6/26/2012

David Brooks Should Not Be Allowed to Listen to Bruce Springsteen:
Today, in his "column" (if by "column," you mean, "the blithering faux-intellectualism of a regular-guy-wannabe who has less insight than a dump taken by Larry the Cable Guy"), New York Times writer David Brooks gets a shitload of things wrong about Bruce Springsteen and just ignores everything else, like Chris Christie has to in order to undulate to Springsteen. To wit:

1. "Springsteen crowds in the U.S. are hitting their AARP years, or deep into them." Having seen Springsteen in Nashville, at the Bonnaroo Music Festival, and in Newark (just a couple of months ago), the Rude Pundit can report that a huge number of young people were in the audience. In fact, if anything, Springsteen's fans have gotten younger than they were in the early 2000s.

2. "[S]ome friends and I threw financial sanity to the winds and went to follow him around Spain and France." David Brooks is rich. He lives in a house worth nearly $4 million. Fuck him and his friends.

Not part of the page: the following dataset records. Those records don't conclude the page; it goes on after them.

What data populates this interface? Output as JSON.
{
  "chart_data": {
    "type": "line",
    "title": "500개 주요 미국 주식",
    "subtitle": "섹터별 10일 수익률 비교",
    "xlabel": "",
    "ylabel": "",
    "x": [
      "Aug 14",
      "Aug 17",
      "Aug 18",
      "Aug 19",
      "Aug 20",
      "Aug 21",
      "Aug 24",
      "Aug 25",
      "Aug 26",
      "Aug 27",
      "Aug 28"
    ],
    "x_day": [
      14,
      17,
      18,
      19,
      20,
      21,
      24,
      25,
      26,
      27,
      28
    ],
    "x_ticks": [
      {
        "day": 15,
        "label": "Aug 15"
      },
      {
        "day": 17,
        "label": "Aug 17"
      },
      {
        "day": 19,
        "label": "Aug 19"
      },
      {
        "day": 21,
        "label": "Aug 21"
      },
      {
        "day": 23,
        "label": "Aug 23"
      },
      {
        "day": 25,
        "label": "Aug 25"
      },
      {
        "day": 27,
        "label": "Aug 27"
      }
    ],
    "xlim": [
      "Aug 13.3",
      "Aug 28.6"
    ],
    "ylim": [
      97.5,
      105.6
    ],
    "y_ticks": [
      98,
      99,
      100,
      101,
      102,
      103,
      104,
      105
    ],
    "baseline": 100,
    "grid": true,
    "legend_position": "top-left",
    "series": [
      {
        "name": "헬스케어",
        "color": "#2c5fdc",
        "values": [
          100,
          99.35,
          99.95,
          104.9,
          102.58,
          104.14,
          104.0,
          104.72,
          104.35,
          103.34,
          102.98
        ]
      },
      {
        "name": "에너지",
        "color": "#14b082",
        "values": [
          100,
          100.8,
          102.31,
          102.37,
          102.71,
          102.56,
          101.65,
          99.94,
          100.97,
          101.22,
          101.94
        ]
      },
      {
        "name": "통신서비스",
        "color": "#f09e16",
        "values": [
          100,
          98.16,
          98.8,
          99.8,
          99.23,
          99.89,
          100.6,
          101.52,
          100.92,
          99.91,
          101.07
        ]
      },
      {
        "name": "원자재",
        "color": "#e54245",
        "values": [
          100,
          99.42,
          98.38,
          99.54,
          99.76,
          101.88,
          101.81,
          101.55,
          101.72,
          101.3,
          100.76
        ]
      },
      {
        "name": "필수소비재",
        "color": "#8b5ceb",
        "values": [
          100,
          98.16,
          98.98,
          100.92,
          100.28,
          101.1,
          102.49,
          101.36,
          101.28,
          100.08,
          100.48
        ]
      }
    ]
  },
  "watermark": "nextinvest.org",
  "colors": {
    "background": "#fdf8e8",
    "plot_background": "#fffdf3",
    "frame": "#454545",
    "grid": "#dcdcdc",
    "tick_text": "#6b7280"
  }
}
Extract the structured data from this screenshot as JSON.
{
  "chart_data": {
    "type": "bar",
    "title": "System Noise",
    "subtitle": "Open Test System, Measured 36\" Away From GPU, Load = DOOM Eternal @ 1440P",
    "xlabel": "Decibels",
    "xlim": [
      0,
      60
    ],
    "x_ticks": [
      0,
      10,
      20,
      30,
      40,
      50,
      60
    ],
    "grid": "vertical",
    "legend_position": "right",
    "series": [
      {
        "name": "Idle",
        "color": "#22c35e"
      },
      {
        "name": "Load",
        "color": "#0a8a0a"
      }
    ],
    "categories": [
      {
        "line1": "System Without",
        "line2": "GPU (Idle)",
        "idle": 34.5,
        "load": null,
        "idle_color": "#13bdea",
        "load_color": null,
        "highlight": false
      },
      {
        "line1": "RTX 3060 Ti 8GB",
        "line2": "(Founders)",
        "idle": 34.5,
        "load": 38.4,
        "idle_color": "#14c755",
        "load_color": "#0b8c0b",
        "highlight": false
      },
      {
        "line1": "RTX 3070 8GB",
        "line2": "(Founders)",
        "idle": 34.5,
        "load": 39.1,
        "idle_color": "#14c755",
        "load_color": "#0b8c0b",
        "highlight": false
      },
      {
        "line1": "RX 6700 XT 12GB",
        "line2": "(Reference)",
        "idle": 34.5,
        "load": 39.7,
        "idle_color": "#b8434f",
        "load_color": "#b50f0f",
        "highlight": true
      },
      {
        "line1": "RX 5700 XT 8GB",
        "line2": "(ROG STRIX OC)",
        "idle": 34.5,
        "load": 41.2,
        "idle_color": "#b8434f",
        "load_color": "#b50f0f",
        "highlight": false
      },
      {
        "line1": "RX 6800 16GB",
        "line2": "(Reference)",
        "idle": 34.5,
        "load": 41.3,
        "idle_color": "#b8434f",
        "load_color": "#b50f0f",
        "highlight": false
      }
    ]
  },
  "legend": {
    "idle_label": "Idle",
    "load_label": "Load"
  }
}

3. Responding to fans in Madrid, Spain, singing "Born in the U.S.A." Brooks writes, "Did it occur to them at that moment that, in fact, they were not born in the U.S.A.?" Did it occur to Brooks that this is a patently idiotic question? When Eminem fans sing "I'm the real Shady," does it occur to them that, in fact, they are not the real Slim Shady? Seriously, who does Brooks blow to get to keep writing this shit? 'Cause that man must be able to suck a dick.

Then Brooks swings, unbelievably, into a discussion of just why European fans might like Springsteen and his descriptions of New Jersey (leaving out that the rest of the nation that's included in the songs, like "Youngstown," which the band did at the very Madrid show that the financially strapped Brooks and his poor friends scraped together enough cash to see). Brooks gets all psychological, with, no, really, a discussion of how "structured mental communities that help us understand the wider world."

What Brooks doesn't discuss, even a little bit, is that, unlike many other American rockers, Springsteen gives a specifically working class (indeed, Marxist) vision of a society that keeps the regular guy and gal down. You think that might appeal to the rioting youth of Europe? You think that poor, bankrupt Spaniards might get something out of that?

Brooks completely divorces Springsteen's economic critique from the music, and thus is purely a dilettante, the kind of shitty fan who loves to rock out and pretend he's into it, but refuses to get down and dirty with the real anger and resentment buried beneath the rhythms and guitars.

The Boss didn't ignore anything. In Madrid, Springsteen told the 60,000 fans, in Spanish, "There are people who have lost their job and their homes. I know that the bad times are here even worse. Our heart is with you. We must send this message to all those who are fighting in Spain."

That might have had more to do with the cheering, singing enthusiasm of the crowd than David Brooks' dime store psychoanalysis.